What is your tribal affiliation?
Chickasaw Nation. Just as a “fun fact,” the Chickasaw Nation resides in Oklahoma and is one of the “Five Civilized Tribes” along with the Cherokee, Choctaw, Creek and Seminoles.
Where were you raised?
Due to my father’s occupation, my family moved around the United States quite a bit when I was growing up. I lived in a total of seven different locations before the age of 18, including states on the east coast, west coast and several in between!
As a Native American, what do you see as the Red Cross’s role with tribes?
As a Native American, I see the Red Cross fulfilling an important role of providing support for Native American communities by offering an outlet for services in times of need and opportunities for volunteers to give back to other tribal members.
The Red Cross works with the Chickasaw Nation to provide citizens with the training needed to assist with emergencies and disasters and enables volunteers to serve their community in times of need.
How do the tribes assist the Red Cross?
Tribes native to Washington State have assisted the Red Cross by providing volunteers as well as generous donations to assist in relief and emergency preparedness efforts across the state. Additionally, tribal members can sit on the Red Cross Boards. Currently, there is one individual of the Tulalip Tribes sitting as a member on the Red Cross Board in Snohomish County.
What would you like people to know about tribal nations?

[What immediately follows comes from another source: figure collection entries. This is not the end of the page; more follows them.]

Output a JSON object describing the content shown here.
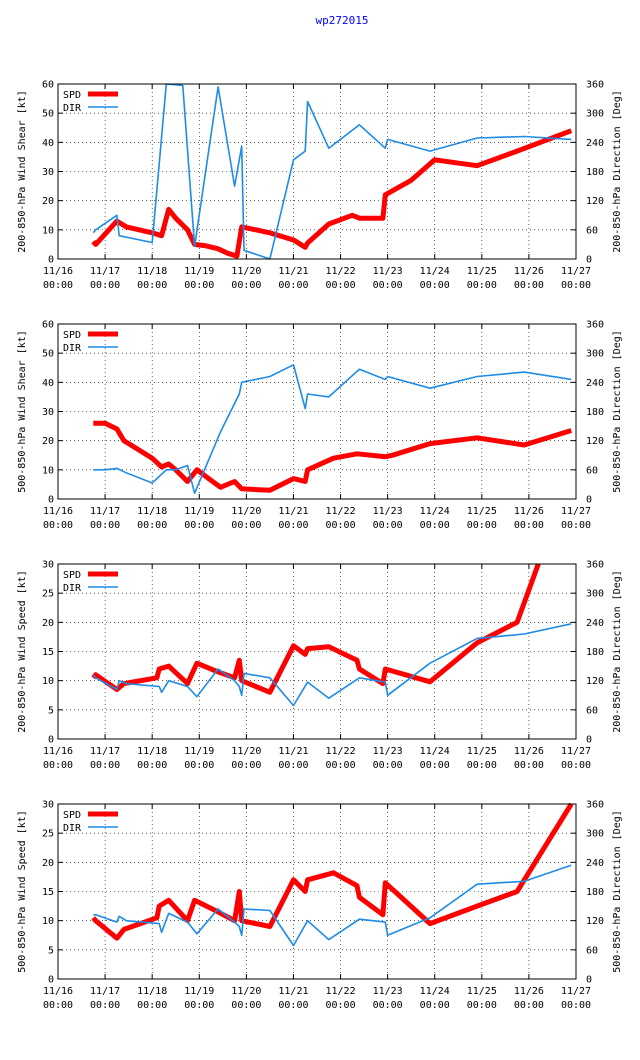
{
  "page_title": "wp272015",
  "colors": {
    "spd": "#ff0000",
    "dir": "#1e8ce6",
    "title": "#0000ff",
    "axis": "#000000"
  },
  "x_ticks": [
    [
      "11/16",
      "00:00"
    ],
    [
      "11/17",
      "00:00"
    ],
    [
      "11/18",
      "00:00"
    ],
    [
      "11/19",
      "00:00"
    ],
    [
      "11/20",
      "00:00"
    ],
    [
      "11/21",
      "00:00"
    ],
    [
      "11/22",
      "00:00"
    ],
    [
      "11/23",
      "00:00"
    ],
    [
      "11/24",
      "00:00"
    ],
    [
      "11/25",
      "00:00"
    ],
    [
      "11/26",
      "00:00"
    ],
    [
      "11/27",
      "00:00"
    ]
  ],
  "chart_data": [
    {
      "type": "line",
      "ylabel": "200-850-hPa Wind Shear [kt]",
      "y2label": "200-850-hPa Direction [Deg]",
      "xlim": [
        0,
        11
      ],
      "ylim": [
        0,
        60
      ],
      "y2lim": [
        0,
        360
      ],
      "yticks": [
        0,
        10,
        20,
        30,
        40,
        50,
        60
      ],
      "y2ticks": [
        0,
        60,
        120,
        180,
        240,
        300,
        360
      ],
      "legend": [
        "SPD",
        "DIR"
      ],
      "series": [
        {
          "name": "SPD",
          "axis": "left",
          "points": [
            [
              0.75,
              6
            ],
            [
              0.8,
              5
            ],
            [
              1.25,
              13
            ],
            [
              1.45,
              11
            ],
            [
              2.0,
              9
            ],
            [
              2.2,
              8
            ],
            [
              2.35,
              17
            ],
            [
              2.5,
              14
            ],
            [
              2.75,
              10
            ],
            [
              2.9,
              5
            ],
            [
              3.15,
              4.5
            ],
            [
              3.4,
              3.5
            ],
            [
              3.6,
              2
            ],
            [
              3.8,
              1
            ],
            [
              3.9,
              11
            ],
            [
              4.5,
              9
            ],
            [
              5.0,
              6.5
            ],
            [
              5.25,
              4
            ],
            [
              5.3,
              5.5
            ],
            [
              5.75,
              12
            ],
            [
              6.25,
              15
            ],
            [
              6.4,
              14
            ],
            [
              6.9,
              14
            ],
            [
              6.95,
              22
            ],
            [
              7.5,
              27
            ],
            [
              8.0,
              34
            ],
            [
              8.9,
              32
            ],
            [
              9.75,
              37
            ],
            [
              10.9,
              44
            ]
          ]
        },
        {
          "name": "DIR",
          "axis": "right",
          "points": [
            [
              0.75,
              54
            ],
            [
              0.8,
              60
            ],
            [
              1.25,
              90
            ],
            [
              1.3,
              48
            ],
            [
              2.0,
              34
            ],
            [
              2.3,
              360
            ],
            [
              2.65,
              357
            ],
            [
              2.9,
              26
            ],
            [
              3.4,
              354
            ],
            [
              3.75,
              150
            ],
            [
              3.9,
              232
            ],
            [
              3.95,
              18
            ],
            [
              4.5,
              0
            ],
            [
              5.0,
              204
            ],
            [
              5.25,
              222
            ],
            [
              5.3,
              324
            ],
            [
              5.75,
              228
            ],
            [
              6.4,
              276
            ],
            [
              6.95,
              228
            ],
            [
              7.0,
              246
            ],
            [
              7.9,
              222
            ],
            [
              8.9,
              249
            ],
            [
              9.9,
              252
            ],
            [
              10.9,
              246
            ]
          ]
        }
      ]
    },
    {
      "type": "line",
      "ylabel": "500-850-hPa Wind Shear [kt]",
      "y2label": "500-850-hPa Direction [Deg]",
      "xlim": [
        0,
        11
      ],
      "ylim": [
        0,
        60
      ],
      "y2lim": [
        0,
        360
      ],
      "yticks": [
        0,
        10,
        20,
        30,
        40,
        50,
        60
      ],
      "y2ticks": [
        0,
        60,
        120,
        180,
        240,
        300,
        360
      ],
      "legend": [
        "SPD",
        "DIR"
      ],
      "series": [
        {
          "name": "SPD",
          "axis": "left",
          "points": [
            [
              0.75,
              26
            ],
            [
              1.0,
              26
            ],
            [
              1.25,
              24
            ],
            [
              1.4,
              20
            ],
            [
              2.0,
              14
            ],
            [
              2.2,
              11
            ],
            [
              2.35,
              12
            ],
            [
              2.5,
              10
            ],
            [
              2.75,
              6
            ],
            [
              2.95,
              10
            ],
            [
              3.2,
              7
            ],
            [
              3.45,
              4
            ],
            [
              3.75,
              6
            ],
            [
              3.9,
              3.5
            ],
            [
              4.5,
              3
            ],
            [
              5.0,
              7
            ],
            [
              5.25,
              6
            ],
            [
              5.3,
              10
            ],
            [
              5.85,
              14
            ],
            [
              6.35,
              15.5
            ],
            [
              6.95,
              14.5
            ],
            [
              7.1,
              15
            ],
            [
              7.9,
              19
            ],
            [
              8.9,
              21
            ],
            [
              9.9,
              18.5
            ],
            [
              10.9,
              23.5
            ]
          ]
        },
        {
          "name": "DIR",
          "axis": "right",
          "points": [
            [
              0.75,
              60
            ],
            [
              1.0,
              60
            ],
            [
              1.25,
              63
            ],
            [
              1.45,
              54
            ],
            [
              2.0,
              33
            ],
            [
              2.3,
              60
            ],
            [
              2.5,
              60
            ],
            [
              2.75,
              69
            ],
            [
              2.9,
              12
            ],
            [
              3.45,
              138
            ],
            [
              3.85,
              216
            ],
            [
              3.9,
              240
            ],
            [
              4.5,
              252
            ],
            [
              5.0,
              276
            ],
            [
              5.25,
              186
            ],
            [
              5.3,
              216
            ],
            [
              5.75,
              210
            ],
            [
              6.4,
              267
            ],
            [
              6.95,
              246
            ],
            [
              7.0,
              252
            ],
            [
              7.9,
              228
            ],
            [
              8.9,
              252
            ],
            [
              9.9,
              261
            ],
            [
              10.9,
              246
            ]
          ]
        }
      ]
    },
    {
      "type": "line",
      "ylabel": "200-850-hPa Wind Speed [kt]",
      "y2label": "200-850-hPa Direction [Deg]",
      "xlim": [
        0,
        11
      ],
      "ylim": [
        0,
        30
      ],
      "y2lim": [
        0,
        360
      ],
      "yticks": [
        0,
        5,
        10,
        15,
        20,
        25,
        30
      ],
      "y2ticks": [
        0,
        60,
        120,
        180,
        240,
        300,
        360
      ],
      "legend": [
        "SPD",
        "DIR"
      ],
      "series": [
        {
          "name": "SPD",
          "axis": "left",
          "points": [
            [
              0.75,
              10.5
            ],
            [
              0.8,
              11
            ],
            [
              1.25,
              8.5
            ],
            [
              1.4,
              9.5
            ],
            [
              2.1,
              10.5
            ],
            [
              2.15,
              12
            ],
            [
              2.35,
              12.5
            ],
            [
              2.75,
              9.5
            ],
            [
              2.95,
              13
            ],
            [
              3.4,
              11.5
            ],
            [
              3.75,
              10.5
            ],
            [
              3.85,
              13.5
            ],
            [
              3.9,
              10
            ],
            [
              4.5,
              8
            ],
            [
              5.0,
              16
            ],
            [
              5.25,
              14.5
            ],
            [
              5.3,
              15.5
            ],
            [
              5.75,
              15.8
            ],
            [
              6.35,
              13.5
            ],
            [
              6.4,
              12
            ],
            [
              6.9,
              9.5
            ],
            [
              6.95,
              12
            ],
            [
              7.9,
              9.8
            ],
            [
              8.9,
              16.5
            ],
            [
              9.75,
              20
            ],
            [
              10.2,
              30
            ]
          ]
        },
        {
          "name": "DIR",
          "axis": "right",
          "points": [
            [
              0.75,
              132
            ],
            [
              0.8,
              126
            ],
            [
              1.25,
              102
            ],
            [
              1.3,
              120
            ],
            [
              1.45,
              114
            ],
            [
              2.15,
              108
            ],
            [
              2.2,
              96
            ],
            [
              2.35,
              120
            ],
            [
              2.75,
              108
            ],
            [
              2.95,
              87
            ],
            [
              3.4,
              144
            ],
            [
              3.75,
              120
            ],
            [
              3.85,
              108
            ],
            [
              3.9,
              90
            ],
            [
              3.95,
              135
            ],
            [
              4.5,
              126
            ],
            [
              5.0,
              69
            ],
            [
              5.3,
              117
            ],
            [
              5.75,
              84
            ],
            [
              6.4,
              126
            ],
            [
              6.95,
              117
            ],
            [
              7.0,
              90
            ],
            [
              7.9,
              156
            ],
            [
              8.9,
              207
            ],
            [
              9.9,
              216
            ],
            [
              10.9,
              237
            ]
          ]
        }
      ]
    },
    {
      "type": "line",
      "ylabel": "500-850-hPa Wind Speed [kt]",
      "y2label": "500-850-hPa Direction [Deg]",
      "xlim": [
        0,
        11
      ],
      "ylim": [
        0,
        30
      ],
      "y2lim": [
        0,
        360
      ],
      "yticks": [
        0,
        5,
        10,
        15,
        20,
        25,
        30
      ],
      "y2ticks": [
        0,
        60,
        120,
        180,
        240,
        300,
        360
      ],
      "legend": [
        "SPD",
        "DIR"
      ],
      "series": [
        {
          "name": "SPD",
          "axis": "left",
          "points": [
            [
              0.75,
              10.5
            ],
            [
              0.8,
              10
            ],
            [
              1.25,
              7
            ],
            [
              1.4,
              8.5
            ],
            [
              2.1,
              10.5
            ],
            [
              2.15,
              12.5
            ],
            [
              2.35,
              13.5
            ],
            [
              2.75,
              10
            ],
            [
              2.9,
              13.5
            ],
            [
              3.4,
              11.5
            ],
            [
              3.75,
              10
            ],
            [
              3.85,
              15
            ],
            [
              3.9,
              10
            ],
            [
              4.5,
              9
            ],
            [
              5.0,
              17
            ],
            [
              5.25,
              15
            ],
            [
              5.3,
              17
            ],
            [
              5.85,
              18.2
            ],
            [
              6.35,
              16
            ],
            [
              6.4,
              14
            ],
            [
              6.9,
              11
            ],
            [
              6.95,
              16.5
            ],
            [
              7.9,
              9.5
            ],
            [
              8.9,
              12.5
            ],
            [
              9.75,
              15
            ],
            [
              10.9,
              30
            ]
          ]
        },
        {
          "name": "DIR",
          "axis": "right",
          "points": [
            [
              0.75,
              132
            ],
            [
              0.8,
              132
            ],
            [
              1.25,
              117
            ],
            [
              1.3,
              129
            ],
            [
              1.45,
              120
            ],
            [
              2.15,
              114
            ],
            [
              2.2,
              96
            ],
            [
              2.35,
              135
            ],
            [
              2.75,
              117
            ],
            [
              2.95,
              93
            ],
            [
              3.4,
              144
            ],
            [
              3.75,
              117
            ],
            [
              3.85,
              108
            ],
            [
              3.9,
              90
            ],
            [
              3.95,
              144
            ],
            [
              4.5,
              141
            ],
            [
              5.0,
              69
            ],
            [
              5.3,
              120
            ],
            [
              5.75,
              81
            ],
            [
              6.4,
              123
            ],
            [
              6.95,
              117
            ],
            [
              7.0,
              90
            ],
            [
              7.9,
              126
            ],
            [
              8.9,
              195
            ],
            [
              9.9,
              201
            ],
            [
              10.9,
              234
            ]
          ]
        }
      ]
    }
  ]
}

It is always encouraging when others take the time and interest in learning about the history and culture of a Native American tribe or tribes located in their area. There are so many aspects of Native American culture and heritage that individuals outside of that culture do not realize and can easily overlook, as no two tribes are the same! As a Chickasaw citizen, I have been lucky to be immersed in my tribe’s culture through not only the learning of the native language and recipes, but through the passing on of ideals such as the importance of always treating your elders with respect, having a strong work ethic and self-determination and the value of community.